Hay historias que narran batallas. Otras cuentan destinos. Y luego están aquellas que se atreven a replantear el orden del universo.

Gabelith, el equilibrio de los reinos no es solo una novela de fantasía épica. Es una reflexión sobre la dualidad, la identidad y la posibilidad de integrar aquello que siempre nos enseñaron a separar. Gabriel y Lilith no representan únicamente el Paraíso y el Infierno: representan las partes opuestas que conviven dentro de cada uno de nosotros.

Conversamos con P. Germa para conocer el origen de esta historia y el proceso creativo detrás de una obra que propone algo más profundo que una guerra entre reinos: propone evolución.

 

15 preguntas para conocer al autor y su proceso creativo

 

  1. ¿Cómo nació la idea original de Gabelith?

La idea nació de dos lugares: un sueño y una inquietud personal. Una noche soñé con dos figuras enfrentadas, una luminosa y otra oscura, que en lugar de destruirse se fusionaban en algo completamente nuevo. Desperté con esa imagen grabada en la mente. Pero el verdadero impulso vino de observar mis propias contradicciones. Todos tenemos partes luminosas y oscuras, ¿verdad? Pero nos enseñan a rechazar una de ellas. Me fascinaba la idea de crear dos personajes que representaran esos extremos y explorar qué pasaría si, en lugar de aniquilarse, decidieran fusionarse. Gabriel y Lilith nacieron de ese sueño y de esa inquietud: ¿podemos ser completos sin rechazar ninguna parte de nosotros mismos?

  1. ¿En qué momento supiste que esta historia debía convertirse en novela?

El momento exacto fue cuando comprendí la escala de lo que estaba imaginando. No era solo una historia de dos personas: era una cosmología entera. El Paraíso con sus jerarquías celestiales, la Tierra como territorio olvidado, el Infierno con sus propias leyes… esa visión de tres reinos interconectados me fascinó. Me di cuenta de que la fusión de Gabriel y Lilith no era un acto íntimo, sino un acontecimiento cósmico que transformaría toda la estructura del universo. Lo que empezó como tres reinos evolucionaría hasta convertirse en cinco. En ese momento supe que no tenía una novela entre manos, sino una saga épica completa.

  1. Gabriel y Lilith simbolizan fuerzas opuestas. ¿Qué representan realmente para ti?

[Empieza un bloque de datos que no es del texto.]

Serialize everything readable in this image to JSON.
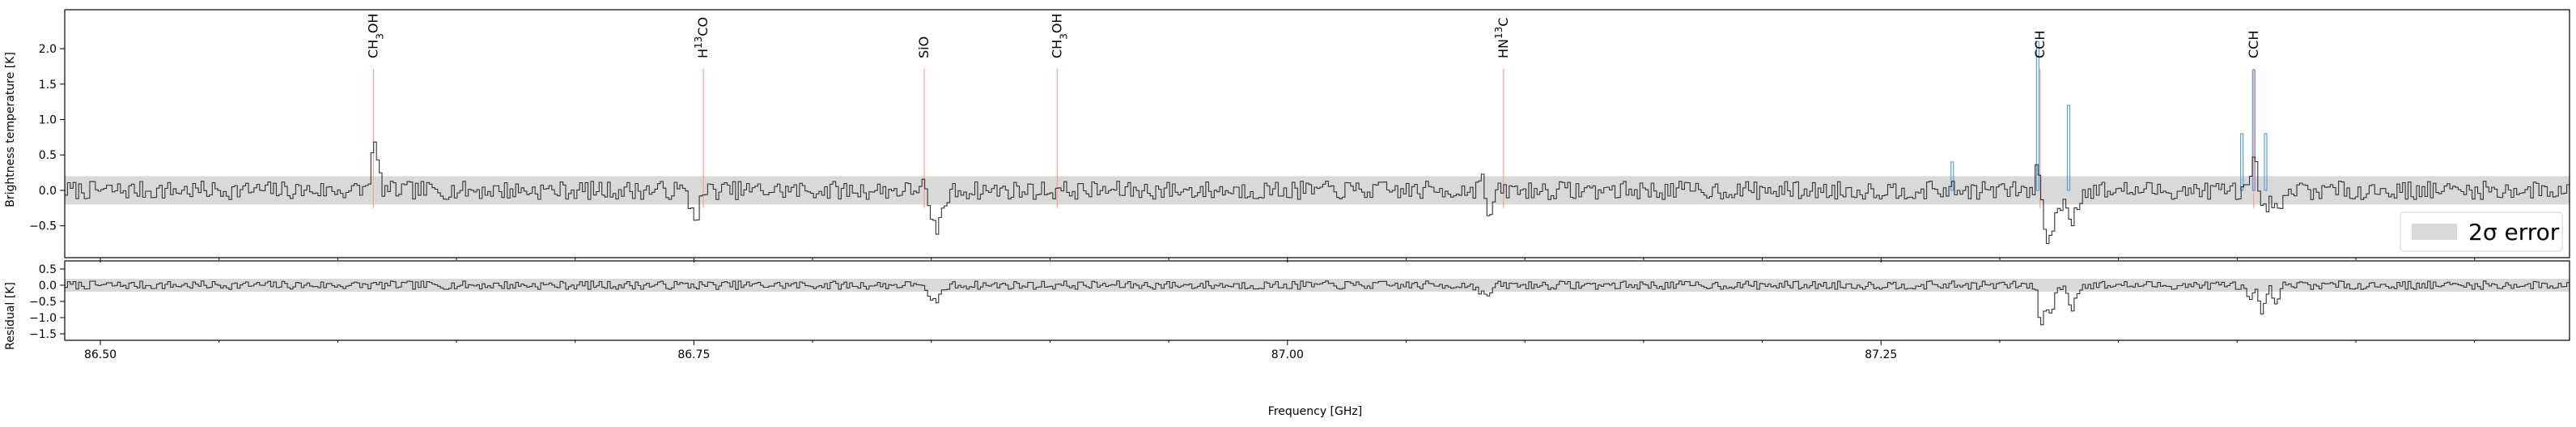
{
  "chart_data": [
    {
      "type": "line",
      "panel": "main",
      "xlabel": "",
      "ylabel": "Brightness temperature [K]",
      "xlim": [
        86.485,
        87.54
      ],
      "ylim": [
        -0.95,
        2.55
      ],
      "yticks": [
        2.0,
        1.5,
        1.0,
        0.5,
        0.0,
        -0.5
      ],
      "ytick_labels": [
        "2.0",
        "1.5",
        "1.0",
        "0.5",
        "0.0",
        "−0.5"
      ],
      "error_band": {
        "lower": -0.2,
        "upper": 0.2,
        "label": "2σ error",
        "color": "#d9d9d9"
      },
      "legend": {
        "position": "lower-right",
        "entries": [
          "2σ error"
        ]
      },
      "features": [
        {
          "x": 86.615,
          "amp": 0.6,
          "width": 0.0015
        },
        {
          "x": 86.754,
          "amp": 0.0,
          "width": 0.0015
        },
        {
          "x": 86.75,
          "amp": -0.35,
          "width": 0.002
        },
        {
          "x": 86.846,
          "amp": 0.25,
          "width": 0.0015
        },
        {
          "x": 86.851,
          "amp": -0.55,
          "width": 0.003
        },
        {
          "x": 86.902,
          "amp": 0.0,
          "width": 0.0015
        },
        {
          "x": 87.081,
          "amp": 0.35,
          "width": 0.0012
        },
        {
          "x": 87.084,
          "amp": -0.35,
          "width": 0.002
        },
        {
          "x": 87.316,
          "amp": 0.6,
          "width": 0.0012
        },
        {
          "x": 87.32,
          "amp": -0.7,
          "width": 0.003
        },
        {
          "x": 87.33,
          "amp": -0.4,
          "width": 0.002
        },
        {
          "x": 87.407,
          "amp": 0.5,
          "width": 0.0012
        },
        {
          "x": 87.41,
          "amp": -0.35,
          "width": 0.002
        },
        {
          "x": 87.417,
          "amp": -0.35,
          "width": 0.002
        }
      ],
      "lines": [
        {
          "label": "CH3OH",
          "html": "CH<tspan baseline-shift=\"sub\" font-size=\"12\">3</tspan>OH",
          "x": 86.615,
          "top": 1.72,
          "color": "#ff9a9a"
        },
        {
          "label": "H13CO",
          "html": "H<tspan baseline-shift=\"super\" font-size=\"12\">13</tspan>CO",
          "x": 86.754,
          "top": 1.72,
          "color": "#ff9a9a"
        },
        {
          "label": "SiO",
          "html": "SiO",
          "x": 86.847,
          "top": 1.72,
          "color": "#ff9a9a"
        },
        {
          "label": "CH3OH",
          "html": "CH<tspan baseline-shift=\"sub\" font-size=\"12\">3</tspan>OH",
          "x": 86.903,
          "top": 1.72,
          "color": "#ff9a9a"
        },
        {
          "label": "HN13C",
          "html": "HN<tspan baseline-shift=\"super\" font-size=\"12\">13</tspan>C",
          "x": 87.091,
          "top": 1.72,
          "color": "#ff9a9a"
        },
        {
          "label": "CCH",
          "html": "CCH",
          "x": 87.317,
          "top": 1.72,
          "color": "#ff9a9a"
        },
        {
          "label": "CCH",
          "html": "CCH",
          "x": 87.407,
          "top": 1.72,
          "color": "#ff9a9a"
        }
      ],
      "blue_bars": [
        {
          "x": 87.28,
          "value": 0.4
        },
        {
          "x": 87.316,
          "value": 2.1
        },
        {
          "x": 87.329,
          "value": 1.2
        },
        {
          "x": 87.402,
          "value": 0.8
        },
        {
          "x": 87.407,
          "value": 1.7
        },
        {
          "x": 87.412,
          "value": 0.8
        }
      ],
      "noise_seed": 7,
      "noise_amp": 0.13
    },
    {
      "type": "line",
      "panel": "residual",
      "xlabel": "Frequency [GHz]",
      "ylabel": "Residual [K]",
      "xlim": [
        86.485,
        87.54
      ],
      "ylim": [
        -1.7,
        0.75
      ],
      "yticks": [
        0.5,
        0.0,
        -0.5,
        -1.0,
        -1.5
      ],
      "ytick_labels": [
        "0.5",
        "0.0",
        "−0.5",
        "−1.0",
        "−1.5"
      ],
      "xticks": [
        86.5,
        86.75,
        87.0,
        87.25
      ],
      "xtick_labels": [
        "86.50",
        "86.75",
        "87.00",
        "87.25"
      ],
      "error_band": {
        "lower": -0.2,
        "upper": 0.2,
        "color": "#d9d9d9"
      },
      "features": [
        {
          "x": 86.845,
          "amp": 0.2,
          "width": 0.002
        },
        {
          "x": 86.85,
          "amp": -0.55,
          "width": 0.003
        },
        {
          "x": 87.083,
          "amp": -0.35,
          "width": 0.002
        },
        {
          "x": 87.317,
          "amp": -1.2,
          "width": 0.0012
        },
        {
          "x": 87.321,
          "amp": -0.9,
          "width": 0.0015
        },
        {
          "x": 87.33,
          "amp": -0.7,
          "width": 0.0015
        },
        {
          "x": 87.405,
          "amp": -0.5,
          "width": 0.0015
        },
        {
          "x": 87.41,
          "amp": -1.0,
          "width": 0.0012
        },
        {
          "x": 87.416,
          "amp": -0.7,
          "width": 0.0012
        }
      ],
      "noise_seed": 7,
      "noise_amp": 0.13
    }
  ]
}
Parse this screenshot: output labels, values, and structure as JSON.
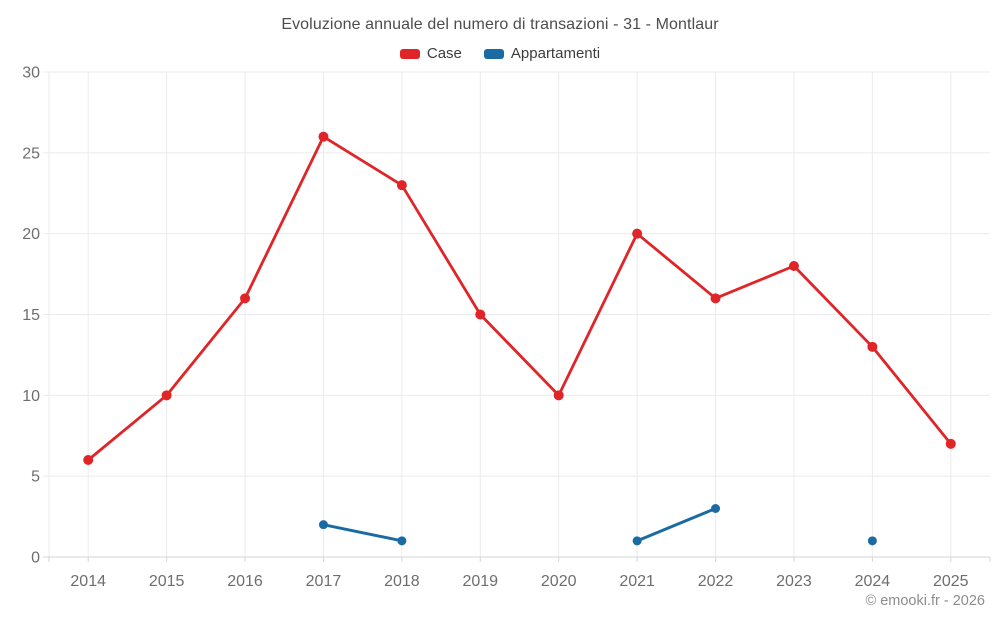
{
  "header": {
    "title": "Evoluzione annuale del numero di transazioni - 31 - Montlaur"
  },
  "legend": {
    "items": [
      {
        "label": "Case",
        "color": "#e02529"
      },
      {
        "label": "Appartamenti",
        "color": "#1a6ba3"
      }
    ]
  },
  "footer": {
    "copyright": "© emooki.fr - 2026"
  },
  "chart_data": {
    "type": "line",
    "title": "Evoluzione annuale del numero di transazioni - 31 - Montlaur",
    "categories": [
      "2014",
      "2015",
      "2016",
      "2017",
      "2018",
      "2019",
      "2020",
      "2021",
      "2022",
      "2023",
      "2024",
      "2025"
    ],
    "series": [
      {
        "name": "Case",
        "color": "#e02529",
        "marker_radius": 5,
        "line_width": 2.8,
        "values": [
          6,
          10,
          16,
          26,
          23,
          15,
          10,
          20,
          16,
          18,
          13,
          7
        ]
      },
      {
        "name": "Appartamenti",
        "color": "#1a6ba3",
        "marker_radius": 4.5,
        "line_width": 3,
        "values": [
          null,
          null,
          null,
          2,
          1,
          null,
          null,
          1,
          3,
          null,
          1,
          null
        ]
      }
    ],
    "ylim": [
      0,
      30
    ],
    "yticks": [
      0,
      5,
      10,
      15,
      20,
      25,
      30
    ],
    "grid": true,
    "legend_position": "top"
  },
  "style": {
    "background": "#ffffff",
    "grid_color": "#ebebeb",
    "axis_line_color": "#d6d6d6",
    "tick_label_color": "#6e6e6e",
    "title_color": "#4d4d4d",
    "legend_text_color": "#3d3d3d",
    "copyright_color": "#8d8d8d"
  }
}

Representan una verdad incómoda: que no podemos ser verdaderamente compasivos, empáticos e incluyentes si rechazamos partes de nosotros mismos. ¿Cómo vas a aceptar al otro si no te aceptas a ti mismo? Gabriel tiene la luz, la empatía, la compasión… pero le falta la fuerza de Lilith para actuar con coherencia. Lilith tiene el poder, la determinación, la autenticidad… pero le falta la compasión de Gabriel para no destruir. Juntos son lo que todos deberíamos aspirar a ser: seres completos, imperfectos, pero íntegros. No perfectos, sino coherentes con todas nuestras partes.

  1. ¿Qué significa para ti el concepto de “equilibrio” en la vida real?

El equilibrio real no se parece nada a la imagen que nos venden de paz y armonía perpetuas. Es más bien saber cuándo ser compasivo y cuándo poner límites. Cuándo ser flexible y cuándo mantenerte firme. Cuándo escuchar al otro y cuándo escucharte a ti mismo. En mi vida, equilibrio significa aceptar que tengo días luminosos y días oscuros, que puedo ser empático sin dejar de ser coherente conmigo mismo, que no tengo que ser perfecto para ser íntegro. Es aprender a vivir con todas mis partes, no solo con las que la sociedad considera aceptables.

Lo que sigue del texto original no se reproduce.